In [364]:
from collections import Counter
from itertools import chain

def count_symbols(image):
    pixels = image.getdata()
    values = chain.from_iterable(pixels)
    counts = Counter(values).items()
    return sorted(counts, key=lambda x:x[::-1])

In [478]:
def build_tree(counts) :
    nodes = [entry[::-1] for entry in counts] # Reverse each (symbol,count) tuple
#     print("no",nodes)
    while len(nodes) > 1 :
        leastTwo = tuple(nodes[0:2]) # get the 2 to combine
        theRest = nodes[2:] # all the others
        combFreq = leastTwo[0][0] + leastTwo[1][0]  # the branch points freq
        nodes = theRest + [(combFreq, leastTwo)] # add branch point to the end
        print("node")
#         nodes.sort(key=lambda a:a[1]) # sort it into place
    return nodes[0] # Return the single tree inside the list

In [479]:
def trim_tree(tree) :
    p = tree[1] # Ignore freq count in [0]
    if type(p) is tuple: # Node, trim left then right and recombine
        return (trim_tree(p[0]), trim_tree(p[1]))
    return p # Leaf, just return it

In [480]:
def assign_codes_impl(codes, node, pat):
    if type(node) == tuple:
        assign_codes_impl(codes, node[0], pat + [0]) # Branch point. Do the left branch
        assign_codes_impl(codes, node[1], pat + [1]) # then do the right branch.
    else:
        codes[node] = pat # A leaf. set its code

def assign_codes(tree):
    codes = {}
    assign_codes_impl(codes, tree, [])
    return codes


In [481]:
def to_binary_list(n):
    """Convert integer into a list of bits"""
    return [n] if (n <= 1) else to_binary_list(n >> 1) + [n & 1]

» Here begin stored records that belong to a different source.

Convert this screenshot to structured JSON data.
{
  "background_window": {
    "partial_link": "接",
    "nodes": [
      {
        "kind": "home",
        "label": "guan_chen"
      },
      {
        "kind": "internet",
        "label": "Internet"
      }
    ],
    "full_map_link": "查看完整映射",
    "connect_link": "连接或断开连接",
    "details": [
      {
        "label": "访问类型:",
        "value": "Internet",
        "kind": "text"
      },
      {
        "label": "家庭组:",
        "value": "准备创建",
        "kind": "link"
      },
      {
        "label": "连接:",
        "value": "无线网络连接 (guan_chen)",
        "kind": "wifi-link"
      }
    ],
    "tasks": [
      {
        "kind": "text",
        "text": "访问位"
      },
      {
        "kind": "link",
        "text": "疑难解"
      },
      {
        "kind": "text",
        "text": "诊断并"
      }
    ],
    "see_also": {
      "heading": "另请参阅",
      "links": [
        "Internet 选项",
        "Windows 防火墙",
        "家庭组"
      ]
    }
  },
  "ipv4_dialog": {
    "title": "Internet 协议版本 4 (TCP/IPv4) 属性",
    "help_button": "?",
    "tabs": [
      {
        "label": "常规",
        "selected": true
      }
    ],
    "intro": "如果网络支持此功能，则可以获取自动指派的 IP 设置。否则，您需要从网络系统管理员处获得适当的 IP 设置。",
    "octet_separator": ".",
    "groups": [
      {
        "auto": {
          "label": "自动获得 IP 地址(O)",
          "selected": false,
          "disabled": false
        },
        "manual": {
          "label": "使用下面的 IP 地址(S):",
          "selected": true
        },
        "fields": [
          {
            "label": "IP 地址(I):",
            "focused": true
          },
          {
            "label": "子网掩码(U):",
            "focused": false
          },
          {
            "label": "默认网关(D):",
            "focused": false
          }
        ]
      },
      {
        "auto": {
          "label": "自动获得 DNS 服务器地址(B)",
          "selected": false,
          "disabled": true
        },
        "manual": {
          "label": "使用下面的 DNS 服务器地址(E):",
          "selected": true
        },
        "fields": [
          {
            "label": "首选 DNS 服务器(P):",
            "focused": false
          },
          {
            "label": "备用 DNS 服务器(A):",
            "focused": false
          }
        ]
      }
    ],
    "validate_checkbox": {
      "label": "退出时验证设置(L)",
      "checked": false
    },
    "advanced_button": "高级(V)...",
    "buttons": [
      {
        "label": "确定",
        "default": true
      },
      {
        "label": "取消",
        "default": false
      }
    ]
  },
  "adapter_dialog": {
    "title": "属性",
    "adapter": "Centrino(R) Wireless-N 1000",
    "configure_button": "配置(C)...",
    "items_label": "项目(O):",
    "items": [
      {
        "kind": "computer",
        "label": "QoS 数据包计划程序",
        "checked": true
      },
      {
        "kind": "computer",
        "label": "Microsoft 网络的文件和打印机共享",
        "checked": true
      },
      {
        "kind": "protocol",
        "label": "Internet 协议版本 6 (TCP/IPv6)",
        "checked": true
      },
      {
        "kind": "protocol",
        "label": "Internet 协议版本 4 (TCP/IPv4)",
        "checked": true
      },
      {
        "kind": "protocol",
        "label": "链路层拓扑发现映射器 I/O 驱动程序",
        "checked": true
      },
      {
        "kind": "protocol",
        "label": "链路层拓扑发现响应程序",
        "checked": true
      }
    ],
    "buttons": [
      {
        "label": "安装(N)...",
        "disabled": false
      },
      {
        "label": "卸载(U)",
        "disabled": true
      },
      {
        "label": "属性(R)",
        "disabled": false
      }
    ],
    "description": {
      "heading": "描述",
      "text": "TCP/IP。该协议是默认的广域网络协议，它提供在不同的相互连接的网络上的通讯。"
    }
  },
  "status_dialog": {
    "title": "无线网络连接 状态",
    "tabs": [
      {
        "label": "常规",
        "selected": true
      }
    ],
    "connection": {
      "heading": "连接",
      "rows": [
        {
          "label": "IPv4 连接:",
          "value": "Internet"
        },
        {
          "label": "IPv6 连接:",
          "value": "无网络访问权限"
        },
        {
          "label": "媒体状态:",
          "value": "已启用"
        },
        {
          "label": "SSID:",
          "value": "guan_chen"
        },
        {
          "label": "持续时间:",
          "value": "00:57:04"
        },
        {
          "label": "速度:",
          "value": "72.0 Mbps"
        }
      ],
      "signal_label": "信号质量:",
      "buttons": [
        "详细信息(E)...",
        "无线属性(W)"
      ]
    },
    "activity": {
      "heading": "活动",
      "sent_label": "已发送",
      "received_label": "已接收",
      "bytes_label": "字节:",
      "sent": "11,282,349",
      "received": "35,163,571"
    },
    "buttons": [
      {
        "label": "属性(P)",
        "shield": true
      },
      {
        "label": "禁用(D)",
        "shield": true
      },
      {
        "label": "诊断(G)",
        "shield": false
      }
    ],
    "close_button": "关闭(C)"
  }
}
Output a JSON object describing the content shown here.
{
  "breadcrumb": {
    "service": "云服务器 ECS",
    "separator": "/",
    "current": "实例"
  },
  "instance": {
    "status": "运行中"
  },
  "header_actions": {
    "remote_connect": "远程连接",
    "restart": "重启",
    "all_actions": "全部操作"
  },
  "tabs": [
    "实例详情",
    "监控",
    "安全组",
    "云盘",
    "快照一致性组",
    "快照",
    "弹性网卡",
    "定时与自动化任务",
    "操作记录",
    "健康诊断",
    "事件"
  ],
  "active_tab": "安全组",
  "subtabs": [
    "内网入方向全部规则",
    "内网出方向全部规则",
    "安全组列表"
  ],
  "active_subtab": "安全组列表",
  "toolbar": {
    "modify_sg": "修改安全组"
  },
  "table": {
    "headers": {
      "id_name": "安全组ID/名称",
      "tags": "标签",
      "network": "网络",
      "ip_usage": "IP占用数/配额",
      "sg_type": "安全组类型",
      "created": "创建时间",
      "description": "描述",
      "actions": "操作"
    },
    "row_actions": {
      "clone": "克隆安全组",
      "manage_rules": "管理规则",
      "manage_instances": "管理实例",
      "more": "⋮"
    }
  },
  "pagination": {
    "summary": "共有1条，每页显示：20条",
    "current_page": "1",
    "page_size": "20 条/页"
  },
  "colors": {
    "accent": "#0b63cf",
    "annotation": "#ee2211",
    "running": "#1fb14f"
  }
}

def from_binary_list(bits):
    """Convert list of bits into an integer"""
    result = 0
    for bit in bits:
        result = (result << 1) | bit
    return result

def pad_bits(bits, n):
    """Prefix list of bits with enough zeros to reach n digits"""
    assert(n >= len(bits))
    return ([0] * (n - len(bits)) + bits)

In [482]:
class OutputBitStream(object): 
    def __init__(self, file_name): 
        self.file_name = file_name
        self.file = open(self.file_name, 'wb') 
        self.bytes_written = 0
        self.buffer = []

    def write_bit(self, value):
        self.write_bits([value])

    def write_bits(self, values):
        self.buffer += values
        while len(self.buffer) >= 8:
            self._save_byte()        

    def flush(self):
        if len(self.buffer) > 0: # Add trailing zeros to complete a byte and write it
            self.buffer += [0] * (8 - len(self.buffer))
            self._save_byte()
        assert(len(self.buffer) == 0)

    def _save_byte(self):
        bits = self.buffer[:8]
        self.buffer[:] = self.buffer[8:]

        byte_value = from_binary_list(bits)
        self.file.write(bytes([byte_value]))
        self.bytes_written += 1

    def close(self): 
        self.flush()
        self.file.close()

In [483]:
class InputBitStream(object): 
    def __init__(self, file_name): 
        self.file_name = file_name
        self.file = open(self.file_name, 'rb') 
        self.bytes_read = 0
        self.buffer = []

    def read_bit(self):
        return self.read_bits(1)[0]

    def read_bits(self, count):
        while len(self.buffer) < count:
            self._load_byte()
        result = self.buffer[:count]
        self.buffer[:] = self.buffer[count:]
        return result

    def flush(self):
        assert(not any(self.buffer))
        self.buffer[:] = []

    def _load_byte(self):
        value = ord(self.file.read(1))
        self.buffer += pad_bits(to_binary_list(value), 8)
        self.bytes_read += 1

    def close(self): 
        self.file.close()


In [484]:
from PIL import Image

def compressed_size(counts, codes):
    header_size = 2 * 16 # height and width as 16 bit values

    tree_size = len(counts) * (1 + 8) # Leafs: 1 bit flag, 8 bit symbol each
    tree_size += len(counts) - 1 # Nodes: 1 bit flag each
    if tree_size % 8 > 0: # Padding to next full byte
        tree_size += 8 - (tree_size % 8)

    # Sum for each symbol of count * code length
    pixels_size = sum([count * len(codes[symbol]) for symbol, count in counts])
    if pixels_size % 8 > 0: # Padding to next full byte
        pixels_size += 8 - (pixels_size % 8)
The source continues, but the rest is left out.